Getting started with software-defined networking
Software-defined networking (SDN) is a dynamic, manageable, cost-effective, and adaptable networking technology suitable for the high-bandwidth, dynamic nature of today’s applications. By using an SDN architecture, an IT operations team can control network traffic in complex networking topologies through a centralized panel, rather than handling each network device, such as routers and switches, manually.
Rapidly growing mobile content, server virtualization, and hybrid cloud services are some of the trends leading the networking industry to reconsider network architectures. The traditional networking architecture is built mainly on multiple layers of network switches in a hierarchical topology. But it’s harder to address rapidly increasing application workloads from multiple and hybrid infrastructures (like the cloud) in a hierarchical architecture.
Many companies are aggressively adopting Linux containers because they are a collection of isolated processes that can handle unexpected increasing application workloads on top of the Linux operating system. A Linux container is a sort of binary image file that contains an application, a runtime, and dependent libraries, so it is both portable and consistent when moving from development to testing and ultimately to production. In the end, Linux containers enable IT ops teams to build the application-delivery pipeline quicker and easier than traditional application delivery environments.
At the same time, enterprises have serious concerns about how they can isolate security and networking for multiple application containers across many different data centers and cloud services. Since version 1.10, Docker container has offered secure computing mode profiles to drop privileges; the default settings are not bad, but they still leave 270 system calls that a container could execute. For example, if CAP_NET_ADMIN is enabled in a container in order to add routes to its routing table, there will be many ways to exploit the system if you search long enough.
Isolating Linux containers with SDN
Instead, you can use SDN to handle the network isolation of Linux containers.

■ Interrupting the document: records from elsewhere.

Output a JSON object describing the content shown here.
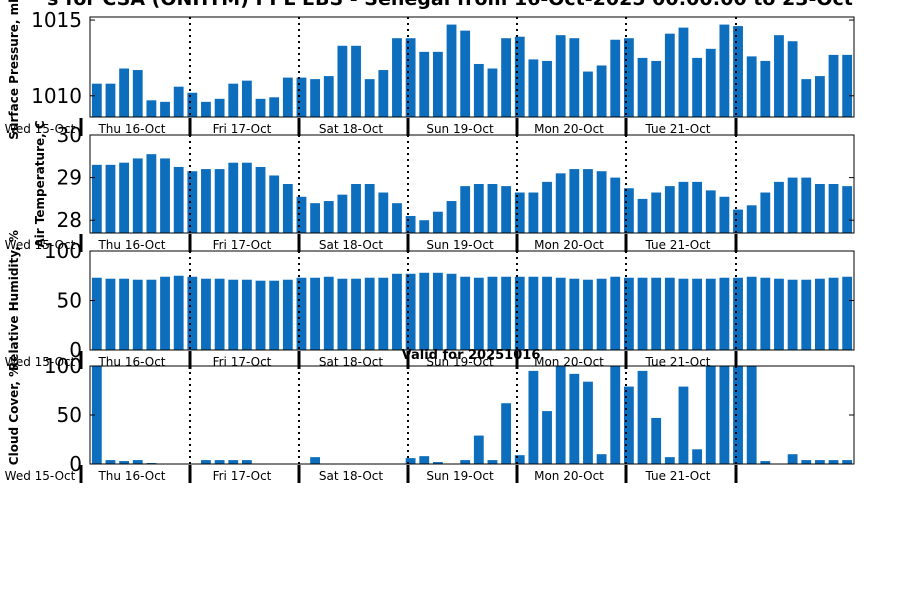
{
  "chart_data": {
    "title": "s for CSA (ONHTM) PPL EBS  - Senegal from 16-Oct-2025 00:00:00 to 23-Oct",
    "subtitle": "Valid for 20251016",
    "type": "bar",
    "day_labels": [
      "Wed 15-Oct",
      "Thu 16-Oct",
      "Fri 17-Oct",
      "Sat 18-Oct",
      "Sun 19-Oct",
      "Mon 20-Oct",
      "Tue 21-Oct"
    ],
    "bar_color": "#0d6ebd",
    "panels": [
      {
        "ylabel": "Surface Pressure, mb",
        "ylim": [
          1008.6,
          1015.2
        ],
        "yticks": [
          "1010",
          "1015"
        ],
        "ytick_values": [
          1010,
          1015
        ],
        "values": [
          1010.8,
          1010.8,
          1011.8,
          1011.7,
          1009.7,
          1009.6,
          1010.6,
          1010.2,
          1009.6,
          1009.8,
          1010.8,
          1011.0,
          1009.8,
          1009.9,
          1011.2,
          1011.2,
          1011.1,
          1011.3,
          1013.3,
          1013.3,
          1011.1,
          1011.7,
          1013.8,
          1013.8,
          1012.9,
          1012.9,
          1014.7,
          1014.3,
          1012.1,
          1011.8,
          1013.8,
          1013.9,
          1012.4,
          1012.3,
          1014.0,
          1013.8,
          1011.6,
          1012.0,
          1013.7,
          1013.8,
          1012.5,
          1012.3,
          1014.1,
          1014.5,
          1012.5,
          1013.1,
          1014.7,
          1014.6,
          1012.6,
          1012.3,
          1014.0,
          1013.6,
          1011.1,
          1011.3,
          1012.7,
          1012.7
        ]
      },
      {
        "ylabel": "Air Temperature, C",
        "ylim": [
          27.7,
          30.0
        ],
        "yticks": [
          "28",
          "29",
          "30"
        ],
        "ytick_values": [
          28,
          29,
          30
        ],
        "values": [
          29.3,
          29.3,
          29.35,
          29.45,
          29.55,
          29.45,
          29.25,
          29.15,
          29.2,
          29.2,
          29.35,
          29.35,
          29.25,
          29.05,
          28.85,
          28.55,
          28.4,
          28.45,
          28.6,
          28.85,
          28.85,
          28.65,
          28.4,
          28.1,
          28.0,
          28.2,
          28.45,
          28.8,
          28.85,
          28.85,
          28.8,
          28.65,
          28.65,
          28.9,
          29.1,
          29.2,
          29.2,
          29.15,
          29.0,
          28.75,
          28.5,
          28.65,
          28.8,
          28.9,
          28.9,
          28.7,
          28.55,
          28.25,
          28.35,
          28.65,
          28.9,
          29.0,
          29.0,
          28.85,
          28.85,
          28.8
        ]
      },
      {
        "ylabel": "Relative Humidity, %",
        "ylim": [
          0,
          100
        ],
        "yticks": [
          "0",
          "50",
          "100"
        ],
        "ytick_values": [
          0,
          50,
          100
        ],
        "values": [
          73,
          72,
          72,
          71,
          71,
          74,
          75,
          74,
          72,
          72,
          71,
          71,
          70,
          70,
          71,
          73,
          73,
          74,
          72,
          72,
          73,
          73,
          77,
          77,
          78,
          78,
          77,
          74,
          73,
          74,
          74,
          74,
          74,
          74,
          73,
          72,
          71,
          72,
          74,
          73,
          73,
          73,
          73,
          72,
          72,
          72,
          73,
          73,
          74,
          73,
          72,
          71,
          71,
          72,
          73,
          74
        ]
      },
      {
        "ylabel": "Cloud Cover, %",
        "ylim": [
          0,
          100
        ],
        "yticks": [
          "0",
          "50",
          "100"
        ],
        "ytick_values": [
          0,
          50,
          100
        ],
        "values": [
          100,
          4,
          3,
          4,
          1,
          0,
          0,
          0,
          4,
          4,
          4,
          4,
          0,
          0,
          0,
          0,
          7,
          0,
          0,
          0,
          0,
          0,
          0,
          6,
          8,
          2,
          0,
          4,
          29,
          4,
          62,
          9,
          95,
          54,
          100,
          92,
          84,
          10,
          100,
          79,
          95,
          47,
          7,
          79,
          15,
          100,
          100,
          100,
          100,
          3,
          0,
          10,
          4,
          4,
          4,
          4
        ]
      }
    ]
  }
}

The Container Network Interface (CNI) is a library definition and a set of tools to configure network interfaces in Linux containers through many supported plugins. The CNI project is under the umbrella of the Cloud Native Computing Foundation (CNCF). Multiple plugins can run at the same time in a container that participates in a network driven by different plugins. Networks are written in JSON format in the configuration file and instantiated as new namespaces when the CNI plugin is invoked.

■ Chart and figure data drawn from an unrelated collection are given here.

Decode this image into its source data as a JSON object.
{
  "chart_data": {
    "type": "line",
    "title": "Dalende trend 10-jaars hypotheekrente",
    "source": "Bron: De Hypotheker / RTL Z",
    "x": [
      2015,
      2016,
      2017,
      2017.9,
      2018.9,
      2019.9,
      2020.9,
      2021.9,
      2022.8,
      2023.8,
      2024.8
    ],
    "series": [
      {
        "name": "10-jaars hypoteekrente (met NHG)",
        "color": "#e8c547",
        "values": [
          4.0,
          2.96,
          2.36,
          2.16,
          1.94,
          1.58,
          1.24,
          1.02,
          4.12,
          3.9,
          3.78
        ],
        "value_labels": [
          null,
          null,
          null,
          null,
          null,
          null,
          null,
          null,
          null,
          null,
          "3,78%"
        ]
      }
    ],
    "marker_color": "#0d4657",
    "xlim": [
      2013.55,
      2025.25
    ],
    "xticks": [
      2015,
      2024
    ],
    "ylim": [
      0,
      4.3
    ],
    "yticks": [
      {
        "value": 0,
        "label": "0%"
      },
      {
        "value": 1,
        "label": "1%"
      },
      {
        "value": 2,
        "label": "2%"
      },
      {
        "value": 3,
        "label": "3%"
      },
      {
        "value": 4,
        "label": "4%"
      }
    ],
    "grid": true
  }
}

A lot of popular container runtimes, such as Kubernetes, OpenShift, Cloud Foundry, and Apache Mesos, are using the CNI to define a common interface between the network plugins and container execution for application containers on Linux. There are many ways to implement the CNI, and the following nine CNI plugins (presented in alphabetical order) are often used to achieve networking capabilities on Kubernetes.
Calico provides high scalability on distributed architectures such as Kubernetes, Docker, and OpenStack.

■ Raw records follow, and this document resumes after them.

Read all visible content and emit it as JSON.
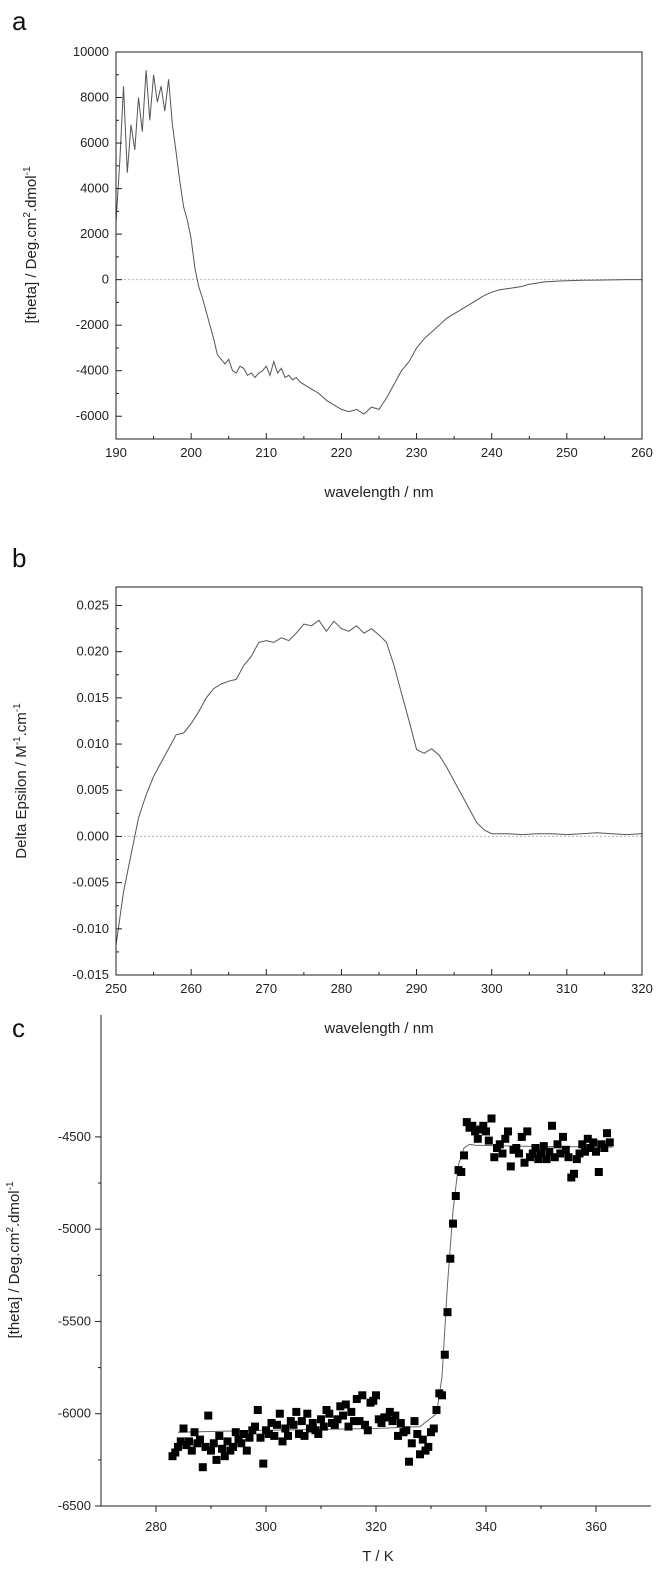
{
  "chart_data": [
    {
      "id": "a",
      "panel_label": "a",
      "type": "line",
      "title": "",
      "xlabel": "wavelength / nm",
      "ylabel": "[theta] / Deg.cm",
      "ylabel_sup1": "2",
      "ylabel_mid": ".dmol",
      "ylabel_sup2": "-1",
      "xlim": [
        190,
        260
      ],
      "ylim": [
        -7000,
        10000
      ],
      "xticks": [
        190,
        200,
        210,
        220,
        230,
        240,
        250,
        260
      ],
      "yticks": [
        -6000,
        -4000,
        -2000,
        0,
        2000,
        4000,
        6000,
        8000,
        10000
      ],
      "reference_line_y": 0,
      "x": [
        190,
        190.5,
        191,
        191.5,
        192,
        192.5,
        193,
        193.5,
        194,
        194.5,
        195,
        195.5,
        196,
        196.5,
        197,
        197.5,
        198,
        198.5,
        199,
        199.5,
        200,
        200.5,
        201,
        201.5,
        202,
        202.5,
        203,
        203.5,
        204,
        204.5,
        205,
        205.5,
        206,
        206.5,
        207,
        207.5,
        208,
        208.5,
        209,
        209.5,
        210,
        210.5,
        211,
        211.5,
        212,
        212.5,
        213,
        213.5,
        214,
        214.5,
        215,
        216,
        217,
        218,
        219,
        220,
        221,
        222,
        223,
        224,
        225,
        226,
        227,
        228,
        229,
        230,
        231,
        232,
        233,
        234,
        235,
        236,
        237,
        238,
        239,
        240,
        241,
        242,
        243,
        244,
        245,
        246,
        247,
        248,
        249,
        250,
        252,
        254,
        256,
        258,
        260
      ],
      "values": [
        2500,
        5200,
        8500,
        4700,
        6800,
        5700,
        8000,
        6500,
        9200,
        7000,
        9000,
        7800,
        8500,
        7400,
        8800,
        6800,
        5600,
        4300,
        3200,
        2600,
        1800,
        500,
        -300,
        -800,
        -1400,
        -2000,
        -2600,
        -3300,
        -3500,
        -3700,
        -3500,
        -4000,
        -4100,
        -3800,
        -3900,
        -4200,
        -4100,
        -4300,
        -4100,
        -4000,
        -3800,
        -4200,
        -3600,
        -4100,
        -3900,
        -4300,
        -4200,
        -4400,
        -4300,
        -4500,
        -4600,
        -4800,
        -5000,
        -5300,
        -5500,
        -5700,
        -5800,
        -5700,
        -5900,
        -5600,
        -5700,
        -5200,
        -4600,
        -4000,
        -3600,
        -3000,
        -2600,
        -2300,
        -2000,
        -1700,
        -1500,
        -1300,
        -1100,
        -900,
        -700,
        -550,
        -450,
        -400,
        -350,
        -300,
        -200,
        -150,
        -100,
        -80,
        -60,
        -50,
        -30,
        -20,
        -10,
        0,
        0
      ]
    },
    {
      "id": "b",
      "panel_label": "b",
      "type": "line",
      "title": "",
      "xlabel": "wavelength / nm",
      "ylabel": "Delta Epsilon / M",
      "ylabel_sup1": "-1",
      "ylabel_mid": ".cm",
      "ylabel_sup2": "-1",
      "xlim": [
        250,
        320
      ],
      "ylim": [
        -0.015,
        0.027
      ],
      "xticks": [
        250,
        260,
        270,
        280,
        290,
        300,
        310,
        320
      ],
      "yticks": [
        -0.015,
        -0.01,
        -0.005,
        0,
        0.005,
        0.01,
        0.015,
        0.02,
        0.025
      ],
      "ytick_labels": [
        "-0.015",
        "-0.010",
        "-0.005",
        "0.000",
        "0.005",
        "0.010",
        "0.015",
        "0.020",
        "0.025"
      ],
      "reference_line_y": 0,
      "x": [
        250,
        251,
        252,
        253,
        254,
        255,
        256,
        257,
        258,
        259,
        260,
        261,
        262,
        263,
        264,
        265,
        266,
        267,
        268,
        269,
        270,
        271,
        272,
        273,
        274,
        275,
        276,
        277,
        278,
        279,
        280,
        281,
        282,
        283,
        284,
        285,
        286,
        287,
        288,
        289,
        290,
        291,
        292,
        293,
        294,
        295,
        296,
        297,
        298,
        299,
        300,
        302,
        304,
        306,
        308,
        310,
        312,
        314,
        316,
        318,
        320
      ],
      "values": [
        -0.0118,
        -0.006,
        -0.002,
        0.002,
        0.0045,
        0.0065,
        0.008,
        0.0095,
        0.011,
        0.0112,
        0.0122,
        0.0135,
        0.015,
        0.016,
        0.0165,
        0.0168,
        0.017,
        0.0185,
        0.0195,
        0.021,
        0.0212,
        0.021,
        0.0215,
        0.0212,
        0.022,
        0.023,
        0.0228,
        0.0234,
        0.0222,
        0.0233,
        0.0225,
        0.0222,
        0.0228,
        0.022,
        0.0225,
        0.0218,
        0.021,
        0.0185,
        0.0155,
        0.0125,
        0.0094,
        0.009,
        0.0095,
        0.0088,
        0.0075,
        0.006,
        0.0045,
        0.003,
        0.0015,
        0.0007,
        0.0003,
        0.0003,
        0.0002,
        0.0003,
        0.0003,
        0.0002,
        0.0003,
        0.0004,
        0.0003,
        0.0002,
        0.0003
      ]
    },
    {
      "id": "c",
      "panel_label": "c",
      "type": "scatter",
      "title": "",
      "xlabel": "T / K",
      "ylabel": "[theta] / Deg.cm",
      "ylabel_sup1": "2",
      "ylabel_mid": ".dmol",
      "ylabel_sup2": "-1",
      "xlim": [
        270,
        370
      ],
      "ylim": [
        -6500,
        -4300
      ],
      "xticks": [
        280,
        300,
        320,
        340,
        360
      ],
      "yticks": [
        -6500,
        -6000,
        -5500,
        -5000,
        -4500
      ],
      "fit_line": {
        "x": [
          284,
          300,
          320,
          328,
          331,
          332,
          333,
          334,
          335,
          336,
          337,
          338,
          345,
          363
        ],
        "values": [
          -6100,
          -6090,
          -6080,
          -6070,
          -6000,
          -5800,
          -5300,
          -4900,
          -4650,
          -4560,
          -4540,
          -4545,
          -4550,
          -4555
        ]
      },
      "points": [
        [
          283,
          -6230
        ],
        [
          283.5,
          -6210
        ],
        [
          284,
          -6180
        ],
        [
          284.5,
          -6150
        ],
        [
          285,
          -6080
        ],
        [
          285.5,
          -6170
        ],
        [
          286,
          -6150
        ],
        [
          286.5,
          -6200
        ],
        [
          287,
          -6100
        ],
        [
          287.5,
          -6160
        ],
        [
          288,
          -6140
        ],
        [
          288.5,
          -6290
        ],
        [
          289,
          -6180
        ],
        [
          289.5,
          -6010
        ],
        [
          290,
          -6200
        ],
        [
          290.5,
          -6160
        ],
        [
          291,
          -6250
        ],
        [
          291.5,
          -6120
        ],
        [
          292,
          -6190
        ],
        [
          292.5,
          -6230
        ],
        [
          293,
          -6150
        ],
        [
          293.5,
          -6200
        ],
        [
          294,
          -6180
        ],
        [
          294.5,
          -6100
        ],
        [
          295,
          -6140
        ],
        [
          295.5,
          -6160
        ],
        [
          296,
          -6110
        ],
        [
          296.5,
          -6200
        ],
        [
          297,
          -6130
        ],
        [
          297.5,
          -6090
        ],
        [
          298,
          -6070
        ],
        [
          298.5,
          -5980
        ],
        [
          299,
          -6130
        ],
        [
          299.5,
          -6270
        ],
        [
          300,
          -6090
        ],
        [
          300.5,
          -6110
        ],
        [
          301,
          -6050
        ],
        [
          301.5,
          -6120
        ],
        [
          302,
          -6060
        ],
        [
          302.5,
          -6000
        ],
        [
          303,
          -6150
        ],
        [
          303.5,
          -6080
        ],
        [
          304,
          -6120
        ],
        [
          304.5,
          -6040
        ],
        [
          305,
          -6060
        ],
        [
          305.5,
          -5990
        ],
        [
          306,
          -6110
        ],
        [
          306.5,
          -6040
        ],
        [
          307,
          -6120
        ],
        [
          307.5,
          -6000
        ],
        [
          308,
          -6080
        ],
        [
          308.5,
          -6050
        ],
        [
          309,
          -6090
        ],
        [
          309.5,
          -6110
        ],
        [
          310,
          -6030
        ],
        [
          310.5,
          -6070
        ],
        [
          311,
          -5980
        ],
        [
          311.5,
          -6000
        ],
        [
          312,
          -6050
        ],
        [
          312.5,
          -6060
        ],
        [
          313,
          -6030
        ],
        [
          313.5,
          -5960
        ],
        [
          314,
          -6010
        ],
        [
          314.5,
          -5950
        ],
        [
          315,
          -6070
        ],
        [
          315.5,
          -5990
        ],
        [
          316,
          -6040
        ],
        [
          316.5,
          -5920
        ],
        [
          317,
          -6040
        ],
        [
          317.5,
          -5900
        ],
        [
          318,
          -6060
        ],
        [
          318.5,
          -6090
        ],
        [
          319,
          -5940
        ],
        [
          319.5,
          -5930
        ],
        [
          320,
          -5900
        ],
        [
          320.5,
          -6030
        ],
        [
          321,
          -6050
        ],
        [
          321.5,
          -6020
        ],
        [
          322,
          -6020
        ],
        [
          322.5,
          -5990
        ],
        [
          323,
          -6040
        ],
        [
          323.5,
          -6010
        ],
        [
          324,
          -6120
        ],
        [
          324.5,
          -6050
        ],
        [
          325,
          -6100
        ],
        [
          325.5,
          -6090
        ],
        [
          326,
          -6260
        ],
        [
          326.5,
          -6160
        ],
        [
          327,
          -6040
        ],
        [
          327.5,
          -6110
        ],
        [
          328,
          -6220
        ],
        [
          328.5,
          -6140
        ],
        [
          329,
          -6200
        ],
        [
          329.5,
          -6180
        ],
        [
          330,
          -6100
        ],
        [
          330.5,
          -6080
        ],
        [
          331,
          -5980
        ],
        [
          331.5,
          -5890
        ],
        [
          332,
          -5900
        ],
        [
          332.5,
          -5680
        ],
        [
          333,
          -5450
        ],
        [
          333.5,
          -5160
        ],
        [
          334,
          -4970
        ],
        [
          334.5,
          -4820
        ],
        [
          335,
          -4680
        ],
        [
          335.5,
          -4690
        ],
        [
          336,
          -4600
        ],
        [
          336.5,
          -4420
        ],
        [
          337,
          -4450
        ],
        [
          337.5,
          -4440
        ],
        [
          338,
          -4470
        ],
        [
          338.5,
          -4510
        ],
        [
          339,
          -4460
        ],
        [
          339.5,
          -4440
        ],
        [
          340,
          -4470
        ],
        [
          340.5,
          -4520
        ],
        [
          341,
          -4400
        ],
        [
          341.5,
          -4610
        ],
        [
          342,
          -4560
        ],
        [
          342.5,
          -4540
        ],
        [
          343,
          -4590
        ],
        [
          343.5,
          -4510
        ],
        [
          344,
          -4470
        ],
        [
          344.5,
          -4660
        ],
        [
          345,
          -4570
        ],
        [
          345.5,
          -4560
        ],
        [
          346,
          -4590
        ],
        [
          346.5,
          -4500
        ],
        [
          347,
          -4640
        ],
        [
          347.5,
          -4470
        ],
        [
          348,
          -4610
        ],
        [
          348.5,
          -4590
        ],
        [
          349,
          -4560
        ],
        [
          349.5,
          -4620
        ],
        [
          350,
          -4590
        ],
        [
          350.5,
          -4550
        ],
        [
          351,
          -4620
        ],
        [
          351.5,
          -4580
        ],
        [
          352,
          -4440
        ],
        [
          352.5,
          -4610
        ],
        [
          353,
          -4540
        ],
        [
          353.5,
          -4590
        ],
        [
          354,
          -4500
        ],
        [
          354.5,
          -4570
        ],
        [
          355,
          -4610
        ],
        [
          355.5,
          -4720
        ],
        [
          356,
          -4700
        ],
        [
          356.5,
          -4620
        ],
        [
          357,
          -4590
        ],
        [
          357.5,
          -4540
        ],
        [
          358,
          -4580
        ],
        [
          358.5,
          -4510
        ],
        [
          359,
          -4560
        ],
        [
          359.5,
          -4530
        ],
        [
          360,
          -4580
        ],
        [
          360.5,
          -4690
        ],
        [
          361,
          -4540
        ],
        [
          361.5,
          -4560
        ],
        [
          362,
          -4480
        ],
        [
          362.5,
          -4530
        ]
      ]
    }
  ]
}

Cilium provides network connectivity and load balancing between application workloads, such as application containers and processes, and ensures transparent security.
Contiv integrates containers, virtualization, and physical servers based on the container network using a single networking fabric.
Contrail provides overlay networking for multi-cloud and hybrid cloud through network policy enforcement.
Flannel makes it easier for developers to configure a Layer 3 network fabric for Kubernetes.
Open vSwitch (OVS) offers a production-grade CNI platform with a standard management interface on OpenShift and OpenStack.
OVN-Kubernetes enables virtual networks for multiple containers on different hosts using an overlay function.
Romana makes cloud network functions less expensive to build, easier to operate, and better performing than traditional cloud networks.
Some Linux vendors provide functions and components of network isolation for Linux containers. For example, Red Hat Enterprise Linux (RHEL) provides network namespaces that allow a container to use a separate virtual network stack, loopback device, and process space. You can add virtual or real devices to the container, assign them IP addresses, and even use full iptables rules.
In addition to network namespaces, an SDN should increase security by offering isolation between multiple namespaces with the multi-tenant plugin. This means packets from one namespace, by default, will not be visible to other namespaces, so containers from different namespaces cannot send packets to or receive packets from pods and services of a different namespace. These capabilities are useful for isolating developer, test, and production networks.
Linux containers are the most popular technology used to develop, deploy, and manage enterprise applications in the hybrid cloud. Coordinating ports across multiple developers is very difficult to do at scale and exposes users to cluster-level issues outside their control. Luckily, many open source CNI projects are evolving or consolidating, because enterprise developers need to eliminate manual network provisioning in containerized environments and network engineers are ready (barring those who have misconceptions about job security). Select one of the CNI plugins listed above for a quicker, easier, more convenient approach to dynamic port allocation, network isolation, and security.